So, you’ve heard of Twitter but you have yet to take the dive into the Twitosphere. Or, you created an account, but still feel like a newbie. Before I scare you away with how to create your account, best practices, and must-know lingo, here are some reasons why it’s worth investing some time to get to know the platform.
Why use Twitter at all?
You may feel like the amount of time you need to commit to establish a Following or even figure out what you’re doing isn’t worth the return on investment (ROI). It can be frustrating learning a completely new technology, but the numbers are clear. Millions upon millions of people in the world are using social media, and not just Facebook. Twitter hit 500 million users in February of this year. Nonprofits can use these tools to advance their missions:
- Build your brand: create your own unique voice, develop a personality, strategy, and story for your nonprofit, and then be able to share that with current and potential supporters.

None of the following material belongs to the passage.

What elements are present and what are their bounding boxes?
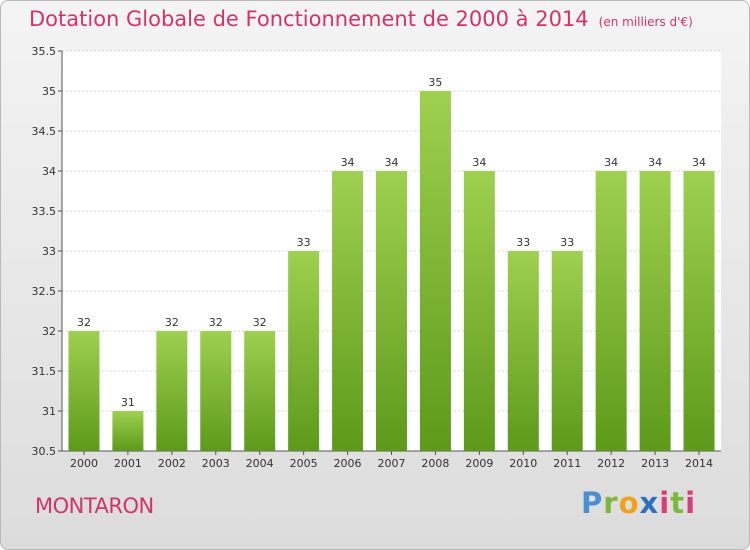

- Be included in the conversation: Twitter gives its users their own personalized news stream. You can stay up-to-date on the latest happenings within the scope of your mission. Speak about your opinions, events, and news, and share it with others.

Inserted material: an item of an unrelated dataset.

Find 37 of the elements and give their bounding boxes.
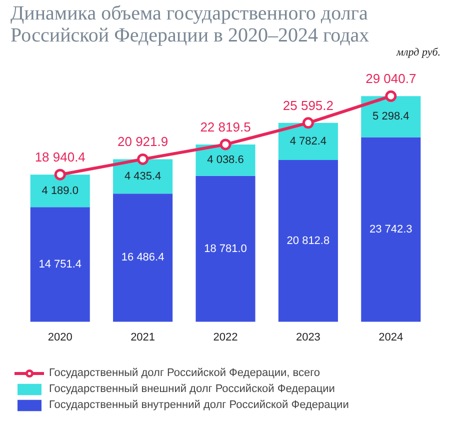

- Increase search engine optimization: Once you have established a following and others begin to share your content, your website will be more likely to appear in search engine results on sites like Google and Bing.
- Connect directly with supporters: You can reach out to specific supporters, recognize them individually by Tweeting to them, thanking them for support. This builds stronger relationships.
- Fundraise: After you’ve familiarized yourself with social media, you can start using these tools to fundraise. You have the opportunity to reach a new audience and turn social activity into positive change for your mission. Enable your supporters as donors.
What is Unique About Twitter?
Twitter is bidirectional. Unlike Facebook, anyone can view your Tweets even if they aren’t Following you (if your profile is public). Also, you can Follow someone but that doesn’t mean they Follow you. Because of this, you have to make sure that you’re providing something to your Twitter audience, such as consistent news updates, exclusive information, and valuable resources including videos, images, and articles.
Twitter is a real-time platform, which provides a fast flow of information. This can be advantageous for events, advocacy campaigns and PR for your cause to help spread the word and quickly gain support. It’s a great place to bring together supporters, creating a temporary community, around one of these events using a hashtag.